In the field of medical science, any vaccines, medicines, diagnostic tests, medical devices etc needs to get approval from a regulatory authority before they can be administered. In USA Food and Drug Administration (FDA) is the regulatory authority and in India Central Drugs Standard Control Organisation (CDSCO) is the regulatory authority.
In general situations, regulatory authority will grant approval for vaccines and medicines only after proper assessment of their safety and effectiveness based on data received from every stages of the trials. It is a long process, designed to ensure that a medicine or vaccine is absolutely safe and effective.

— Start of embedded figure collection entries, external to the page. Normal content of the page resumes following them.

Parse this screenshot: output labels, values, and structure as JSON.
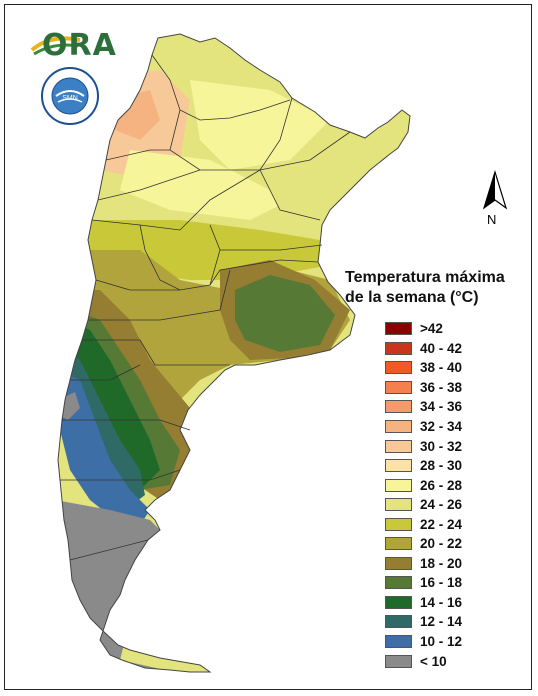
{
  "logo": {
    "text": "ORA"
  },
  "seal": {
    "text": "SERVICIO METEOROLÓGICO NACIONAL · ARGENTINA"
  },
  "north_arrow": {
    "label": "N"
  },
  "legend": {
    "title_line1": "Temperatura máxima",
    "title_line2": "de la semana (°C)",
    "items": [
      {
        "label": ">42",
        "color": "#8b0000"
      },
      {
        "label": "40 - 42",
        "color": "#c8361d"
      },
      {
        "label": "38 - 40",
        "color": "#f05a28"
      },
      {
        "label": "36 - 38",
        "color": "#f47f4f"
      },
      {
        "label": "34 - 36",
        "color": "#f59a6e"
      },
      {
        "label": "32 - 34",
        "color": "#f6b382"
      },
      {
        "label": "30 - 32",
        "color": "#f8c998"
      },
      {
        "label": "28 - 30",
        "color": "#fbe2a6"
      },
      {
        "label": "26 - 28",
        "color": "#f7f59a"
      },
      {
        "label": "24 - 26",
        "color": "#e3e47e"
      },
      {
        "label": "22 - 24",
        "color": "#c9c838"
      },
      {
        "label": "20 - 22",
        "color": "#b2a43c"
      },
      {
        "label": "18 - 20",
        "color": "#957e32"
      },
      {
        "label": "16 - 18",
        "color": "#567a36"
      },
      {
        "label": "14 - 16",
        "color": "#1f6a28"
      },
      {
        "label": "12 - 14",
        "color": "#2f6a66"
      },
      {
        "label": "10 - 12",
        "color": "#3d6fa6"
      },
      {
        "label": "< 10",
        "color": "#8a8a8a"
      }
    ]
  }
}
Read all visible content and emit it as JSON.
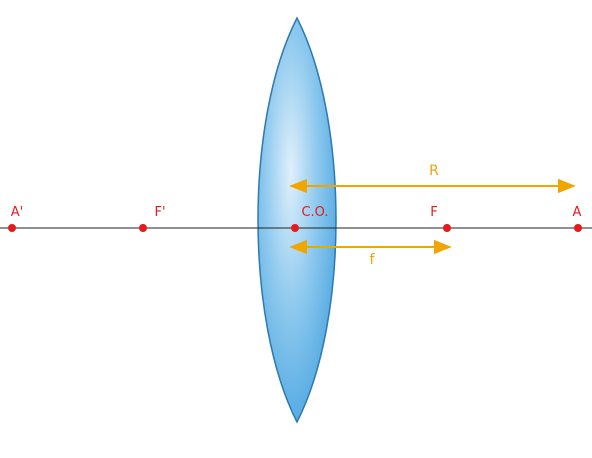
{
  "colors": {
    "axis": "#222222",
    "point": "#e31b1b",
    "point_label": "#e31b1b",
    "dimension": "#f0a500",
    "lens_center": "#dff0fb",
    "lens_mid": "#8ec9ee",
    "lens_edge": "#3f9fde",
    "lens_outline": "#2c79b3"
  },
  "points": [
    {
      "id": "a-prime",
      "label": "A'"
    },
    {
      "id": "f-prime",
      "label": "F'"
    },
    {
      "id": "optical-center",
      "label": "C.O."
    },
    {
      "id": "focus",
      "label": "F"
    },
    {
      "id": "a",
      "label": "A"
    }
  ],
  "dimensions": {
    "radius_label": "R",
    "focal_label": "f"
  }
}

In the pandemic situations, like the current one (Covid-19), regulatory authorities may grant interim approvals if there is sufficient evidence to suggest a medical product is safe and effective. Final approval is granted only after completion of the trials and analysis of full data; until then, emergency use authorisation (EUA) allows the medicine or the vaccine to be used on the public.
When Emergency Use Authorization (EUA) Can be Granted by Regulatory Authorities?
In emergency situation like Covid-19, Emergency Use Authorization can be granted by regulatory authorities like USA Food and Drug Administration (FDA), India Central Drugs Standard Control Organisation (CDSCO) only after sufficient efficacy data has been generated at the end of Phase III trials for Covid-19 vaccine. The Emergency Use Authorisation cannot be provided based on the data provided from Phase 1 or phase 2 trials. Ensuring patient safety is the highest priority while providing the approval.
USA FDA has released guidance explaining the conditions that need to be met before a vaccine receives an EUA for COVID-19. For effectiveness, this includes at least a 50% reduction in coronavirus infection. For safety, this means a strong track record through at least a median of two months of follow-up time.
Process of Emergency Use Authorization (EUA) in India?
Experts and activists say India’s drug regulations do not have provisions for an EUA, and the process for receiving one is not clearly defined or consistent. Despite this, CDSCO has been granting emergency or restricted emergency approvals to Covid-19 drugs during this pandemic — for remdesivir and favipiravir in June, and itolizumab in July.
Present Status Emergency Use Authorization (EUA) for Covid-19 Vaccines in India
In India,Pune-based Serum Institute of India (SII) has sought emergency approval for the vaccine Covishield developed along with AstraZeneca and Oxford University and Hyderabad-based Bharat Biotech sought emergency approval for the vaccine Covaxin developed in collaboration with the Indian Council of Medical Research.